Blood Sugar-Friendly Vegetable Soup Recipe

Instructions

Step 1: Prepare the Ingredients

  1. Wash and chop all the vegetables: dice the potatoes, slice the carrots and celery, chop the bell pepper, shred the cabbage, and finely chop the onion and garlic.

Step 2: Sauté the Aromatics

  1. Heat olive oil in a large pot over medium heat (skip the oil if you’re aiming for an oil-free version).
  2. Add the chopped onion and sauté for 2–3 minutes , or until softened.
  3. Stir in the minced garlic and cook for another 30 seconds , just until fragrant.

Step 3: Add Vegetables and Broth

  1. Add the diced potatoes, sliced carrots, chopped celery, and bell pepper to the pot. Stir to combine and cook for 3–4 minutes , allowing the vegetables to soften slightly.
  2. Pour in the vegetable broth, ensuring all the vegetables are submerged. Add the shredded cabbage, thyme, bay leaf, salt, and pepper. Stir well to combine.

Step 4: Simmer the Soup

  1. Bring the soup to a boil, then reduce the heat to low and let it simmer uncovered for 20–25 minutes , or until the potatoes and carrots are tender. Stir occasionally to prevent sticking.

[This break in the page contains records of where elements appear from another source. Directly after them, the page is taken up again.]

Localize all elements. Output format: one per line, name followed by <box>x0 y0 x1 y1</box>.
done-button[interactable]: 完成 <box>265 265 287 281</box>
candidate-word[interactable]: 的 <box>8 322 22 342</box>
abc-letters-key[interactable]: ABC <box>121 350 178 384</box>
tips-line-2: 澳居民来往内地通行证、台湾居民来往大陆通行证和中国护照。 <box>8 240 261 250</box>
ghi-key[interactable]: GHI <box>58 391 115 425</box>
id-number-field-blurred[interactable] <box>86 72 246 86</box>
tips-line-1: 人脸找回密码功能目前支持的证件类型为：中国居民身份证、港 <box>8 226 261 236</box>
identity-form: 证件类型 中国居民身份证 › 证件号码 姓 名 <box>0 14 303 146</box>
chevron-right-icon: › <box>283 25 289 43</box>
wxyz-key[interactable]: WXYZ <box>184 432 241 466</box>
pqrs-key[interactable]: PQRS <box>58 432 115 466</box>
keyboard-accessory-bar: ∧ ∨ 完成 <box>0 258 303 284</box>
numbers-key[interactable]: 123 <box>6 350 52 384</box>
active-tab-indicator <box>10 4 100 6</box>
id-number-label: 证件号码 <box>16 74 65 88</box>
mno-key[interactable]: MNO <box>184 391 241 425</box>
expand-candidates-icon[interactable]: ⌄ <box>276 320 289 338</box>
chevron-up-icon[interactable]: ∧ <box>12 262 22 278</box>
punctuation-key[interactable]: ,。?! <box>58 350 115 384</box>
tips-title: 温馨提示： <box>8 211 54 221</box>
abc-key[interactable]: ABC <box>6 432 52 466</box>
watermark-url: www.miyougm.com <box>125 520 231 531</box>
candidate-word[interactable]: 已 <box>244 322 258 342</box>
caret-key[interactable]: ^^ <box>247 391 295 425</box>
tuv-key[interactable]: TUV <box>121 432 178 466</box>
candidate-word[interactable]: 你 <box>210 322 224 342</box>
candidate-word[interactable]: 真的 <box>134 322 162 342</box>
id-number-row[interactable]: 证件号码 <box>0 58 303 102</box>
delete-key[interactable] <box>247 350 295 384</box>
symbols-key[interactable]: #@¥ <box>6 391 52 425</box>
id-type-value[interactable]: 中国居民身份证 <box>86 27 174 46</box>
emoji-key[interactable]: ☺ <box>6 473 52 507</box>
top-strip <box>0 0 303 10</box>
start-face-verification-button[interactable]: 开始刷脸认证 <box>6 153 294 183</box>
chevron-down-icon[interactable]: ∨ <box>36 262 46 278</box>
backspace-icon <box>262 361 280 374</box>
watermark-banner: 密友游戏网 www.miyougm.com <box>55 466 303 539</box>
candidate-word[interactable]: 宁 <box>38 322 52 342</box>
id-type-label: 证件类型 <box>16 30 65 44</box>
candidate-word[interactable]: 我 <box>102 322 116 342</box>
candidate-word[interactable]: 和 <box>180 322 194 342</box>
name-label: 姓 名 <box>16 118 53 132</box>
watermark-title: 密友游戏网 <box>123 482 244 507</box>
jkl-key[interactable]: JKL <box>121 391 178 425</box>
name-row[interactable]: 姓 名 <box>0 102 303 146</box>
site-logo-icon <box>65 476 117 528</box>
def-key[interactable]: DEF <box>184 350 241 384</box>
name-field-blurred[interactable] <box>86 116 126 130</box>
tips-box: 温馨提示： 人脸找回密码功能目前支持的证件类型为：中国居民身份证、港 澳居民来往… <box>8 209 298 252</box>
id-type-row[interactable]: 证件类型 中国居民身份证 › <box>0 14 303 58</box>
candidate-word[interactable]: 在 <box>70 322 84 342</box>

Step 5: Adjust Seasoning and Serve

  1. Taste the soup and adjust the seasoning with additional salt and pepper if needed. Remove the bay leaf before serving.
  2. Ladle the soup into bowls and garnish with fresh parsley for a pop of color and freshness.

Pro Tips

  • Low-Glycemic Option: Use sweet potatoes instead of regular potatoes for a lower glycemic index option that still provides a rich, hearty texture.
  • Add Protein: Boost the protein content by adding cooked lentils, chickpeas, or shredded chicken to make the soup more filling.
  • Storage: Store leftovers in an airtight container in the refrigerator for up to 4 days . Reheat gently on the stovetop or in the microwave.
  • Freezing: This soup freezes well! Cool completely, then store in freezer-safe containers for up to 3 months . Thaw overnight in the refrigerator before reheating.

Nutrition Facts (Per Serving, based on 6 servings)

  • Calories: ~120 kcal
  • Protein: 3g
  • Carbohydrates: 25g
  • Fat: 1g
  • Fiber: 5g
  • Sugar: 6g

Note: Nutrition values are approximate and may vary based on specific ingredients used.

Why You’ll Love This Recipe

This Blood Sugar-Friendly Vegetable Soup is a simple yet powerful dish that supports balanced blood sugar levels while delivering a wealth of nutrients. The combination of fiber-rich vegetables and low-glycemic ingredients makes it both filling and easy on your body. Whether you’re managing blood sugar or simply craving a comforting bowl of soup, this recipe is sure to become a staple in your kitchen.

Ready to make this nourishing, blood-sugar-friendly soup? Grab your ingredients and enjoy a warm, wholesome meal that’s as healthy as it is delicious—it’s a true treasure for your body!